Önce sosyal medya gündemine, ardından son dakika haberlerine bomba gibi düşen bir haber aldık. Benim de yakından tanıdığım, karakterine, insanlığına, saygısına kefil olacağım; kadın basketbolunun simge isimlerinden olan Işıl Alben, uzun yıllar Galatasaray formasını terletip, 3 Avrupa Kupası kazanarak efsaneleştiği sarı-kırmızılı takımdan ayrıldığını açıkladı.
“Çok değerli Galatasaray Ailem; bilmenizi isterim ki bu satırları böyle bir günde yazmak benim için çok zor. Ancak çıkan haberlerle ilgili bir açıklama yapmam gerekiyor. Kulübüm 31 Ocak 2020 tarihinde yeni sezon sözleşmemi tek taraflı olarak feshetti. Şubat’ın ilk haftasında görüşmeye çağrıldım ve üzerime düşen fedakarlığı yapmaya hazır olduğumu söyledim. Yöneticilerimizin uygun gördüğü, feshedilen sözleşmemin yaklaşık yüzde 40’ına denk gelen indirimi yapıp yeni sözleşmeyi kabul ettim.
Aradan 4.5 ay geçmesine rağmen şube profesyonellerinden tarafıma bir sözleşme gelmemesi benim için takımda istenmediğimin kanıtı oldu. Bu şartlar altında 12 senedir gururla taşıdığım 10 numaralı formamdan ‘Şimdilik’ ayrılıyorum. Galatasaray’a ve sizlere olan sevgim, ben nefes aldığım sürece devam edecek. Desteğini ve elini her zaman sırtımda hissettiğim Fatih Terim Hoca’ma, Sayın Başkanım Mustafa Cengiz’e, tüm Galatasaray camiasına ve siz büyük Galatasaray taraftarına sonsuz teşekkürlerimi sunuyorum.”
KENDİMİ TUTAMAM
Bildiğiniz gibi bu köşe ve satırlar engelli sporlarının ve sporcularınındır. Ama iş saygısızlık, terbiyesizlik ve tekrarlanan konular olunca herkes bilir ki ben kendimi tutamam. Daha önce de benzer konuları Galatasaray’da çeşitli başkanlarla ve Tekerlekli Sandalye Basketbol Şubesi ile yaşadık.

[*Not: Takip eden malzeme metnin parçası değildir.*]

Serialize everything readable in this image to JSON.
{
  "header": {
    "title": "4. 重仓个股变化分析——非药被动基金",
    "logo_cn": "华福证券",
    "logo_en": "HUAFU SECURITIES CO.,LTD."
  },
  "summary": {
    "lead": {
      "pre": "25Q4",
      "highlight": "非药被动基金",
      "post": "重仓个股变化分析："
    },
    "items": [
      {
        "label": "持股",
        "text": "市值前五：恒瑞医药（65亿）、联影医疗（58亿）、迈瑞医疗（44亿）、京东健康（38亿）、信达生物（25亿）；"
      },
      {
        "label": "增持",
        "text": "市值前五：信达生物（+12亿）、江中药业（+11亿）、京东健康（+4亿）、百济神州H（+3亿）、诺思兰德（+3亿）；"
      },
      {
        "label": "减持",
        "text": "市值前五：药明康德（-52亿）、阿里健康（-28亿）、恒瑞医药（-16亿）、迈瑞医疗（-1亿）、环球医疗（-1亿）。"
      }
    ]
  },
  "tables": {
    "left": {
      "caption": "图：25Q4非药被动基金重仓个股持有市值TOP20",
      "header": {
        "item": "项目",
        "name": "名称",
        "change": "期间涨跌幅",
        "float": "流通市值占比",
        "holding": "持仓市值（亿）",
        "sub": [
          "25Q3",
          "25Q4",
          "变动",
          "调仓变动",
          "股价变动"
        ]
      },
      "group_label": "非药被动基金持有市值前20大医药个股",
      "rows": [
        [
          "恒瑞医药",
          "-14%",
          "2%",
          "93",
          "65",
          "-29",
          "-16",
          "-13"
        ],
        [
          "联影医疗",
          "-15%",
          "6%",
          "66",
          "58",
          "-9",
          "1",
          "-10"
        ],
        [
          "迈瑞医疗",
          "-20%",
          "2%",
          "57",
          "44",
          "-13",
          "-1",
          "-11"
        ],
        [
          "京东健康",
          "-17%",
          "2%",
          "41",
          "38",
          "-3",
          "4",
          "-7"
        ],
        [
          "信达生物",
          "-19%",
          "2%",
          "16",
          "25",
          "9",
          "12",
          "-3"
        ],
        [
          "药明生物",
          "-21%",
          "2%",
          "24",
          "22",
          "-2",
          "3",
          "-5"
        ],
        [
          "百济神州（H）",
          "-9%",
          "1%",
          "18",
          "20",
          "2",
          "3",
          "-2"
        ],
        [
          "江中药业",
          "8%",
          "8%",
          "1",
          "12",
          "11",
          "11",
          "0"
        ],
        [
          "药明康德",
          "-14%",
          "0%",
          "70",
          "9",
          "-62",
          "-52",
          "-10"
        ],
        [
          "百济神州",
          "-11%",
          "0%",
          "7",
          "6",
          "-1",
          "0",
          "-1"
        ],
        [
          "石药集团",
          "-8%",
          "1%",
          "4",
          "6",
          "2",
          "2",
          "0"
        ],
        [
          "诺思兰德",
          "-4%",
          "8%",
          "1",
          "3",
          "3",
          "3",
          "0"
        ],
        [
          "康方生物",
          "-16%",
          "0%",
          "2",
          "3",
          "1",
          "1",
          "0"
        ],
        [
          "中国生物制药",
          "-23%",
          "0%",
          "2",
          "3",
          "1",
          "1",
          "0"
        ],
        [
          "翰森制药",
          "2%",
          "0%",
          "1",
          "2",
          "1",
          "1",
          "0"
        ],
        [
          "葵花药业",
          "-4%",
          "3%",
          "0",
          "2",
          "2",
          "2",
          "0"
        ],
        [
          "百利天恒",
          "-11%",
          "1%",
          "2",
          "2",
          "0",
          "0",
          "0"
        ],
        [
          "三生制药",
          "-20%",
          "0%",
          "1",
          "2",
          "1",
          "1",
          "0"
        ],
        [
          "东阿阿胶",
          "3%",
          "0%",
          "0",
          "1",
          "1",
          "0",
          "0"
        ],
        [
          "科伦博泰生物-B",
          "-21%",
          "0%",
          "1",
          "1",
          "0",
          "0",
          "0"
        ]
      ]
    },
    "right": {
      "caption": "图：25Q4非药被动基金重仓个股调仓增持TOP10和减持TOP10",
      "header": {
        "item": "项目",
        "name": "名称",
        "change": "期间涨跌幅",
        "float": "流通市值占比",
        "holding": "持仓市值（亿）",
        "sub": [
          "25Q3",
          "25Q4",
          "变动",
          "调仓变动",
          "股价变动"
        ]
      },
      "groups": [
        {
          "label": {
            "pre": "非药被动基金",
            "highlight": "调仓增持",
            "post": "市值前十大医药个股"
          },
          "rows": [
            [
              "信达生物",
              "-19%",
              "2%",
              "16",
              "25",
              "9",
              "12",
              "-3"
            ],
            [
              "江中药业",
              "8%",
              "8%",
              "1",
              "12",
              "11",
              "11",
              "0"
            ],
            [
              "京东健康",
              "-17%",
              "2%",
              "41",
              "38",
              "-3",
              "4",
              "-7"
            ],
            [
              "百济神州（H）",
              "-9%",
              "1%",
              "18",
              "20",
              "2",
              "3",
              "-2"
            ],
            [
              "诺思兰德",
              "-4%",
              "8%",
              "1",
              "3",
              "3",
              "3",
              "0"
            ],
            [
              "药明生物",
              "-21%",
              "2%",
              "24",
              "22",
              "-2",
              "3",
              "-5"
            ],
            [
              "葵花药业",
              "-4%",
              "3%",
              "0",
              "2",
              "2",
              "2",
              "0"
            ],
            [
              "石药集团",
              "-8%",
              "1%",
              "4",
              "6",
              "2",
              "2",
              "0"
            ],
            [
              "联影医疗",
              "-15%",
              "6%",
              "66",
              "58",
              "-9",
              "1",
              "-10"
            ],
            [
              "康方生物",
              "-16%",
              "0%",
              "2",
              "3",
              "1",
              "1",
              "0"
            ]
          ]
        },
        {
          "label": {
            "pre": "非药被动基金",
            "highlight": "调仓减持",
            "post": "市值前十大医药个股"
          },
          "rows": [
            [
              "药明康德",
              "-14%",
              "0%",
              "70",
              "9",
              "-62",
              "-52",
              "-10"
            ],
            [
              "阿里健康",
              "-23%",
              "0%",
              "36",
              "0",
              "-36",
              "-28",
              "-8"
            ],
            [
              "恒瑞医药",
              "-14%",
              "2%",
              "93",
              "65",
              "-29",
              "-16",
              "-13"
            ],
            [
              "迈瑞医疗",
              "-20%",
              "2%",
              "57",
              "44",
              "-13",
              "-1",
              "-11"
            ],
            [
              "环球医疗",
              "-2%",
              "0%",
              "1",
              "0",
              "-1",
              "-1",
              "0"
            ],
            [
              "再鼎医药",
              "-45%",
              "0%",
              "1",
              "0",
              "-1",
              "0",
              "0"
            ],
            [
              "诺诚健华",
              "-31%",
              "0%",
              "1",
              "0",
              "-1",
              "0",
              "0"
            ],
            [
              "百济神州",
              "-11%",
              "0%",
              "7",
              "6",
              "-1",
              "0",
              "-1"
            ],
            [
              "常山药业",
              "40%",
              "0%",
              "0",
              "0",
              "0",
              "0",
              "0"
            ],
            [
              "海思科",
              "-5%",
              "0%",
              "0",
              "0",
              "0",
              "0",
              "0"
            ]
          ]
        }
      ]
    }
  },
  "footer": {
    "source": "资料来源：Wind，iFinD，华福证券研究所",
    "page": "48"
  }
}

Hatta geçmişte Işıl’ın yaptığı fedakarlığı yapan çok fazla spor insanını harcadı bu şube.
Karşında senin Avrupa Şampiyonu takımının kaptanı varsa ve kalkmış sana sözleşmesi üzerinden sadece aşık olduğu sarı-kırmızı renklere bağlılığı yüzünden feshedilen sözleşmesinin yüzde 40’ına denk gelen indirim fedakarlığında bulunuyorsa ve sen ‘basketbol şubesi’ olarak tenezzül edip takım kaptanına 4.5 ay geri dönmüyorsan bu işte bir sıkıntı vardır. Yok yok, bu işte bir saygısızlık vardır.
SAHİ SİZ KİMSİNİZ?
Benim çok kullandığım, benimle çok özdeşleşmiş bir de laf vardır bu durumlar için: ‘Sevgide serbestlik, saygıda mecburiyet.’ Kimse birbirini sevmek zorunda değil ama birbirine saygı duymak zorunda.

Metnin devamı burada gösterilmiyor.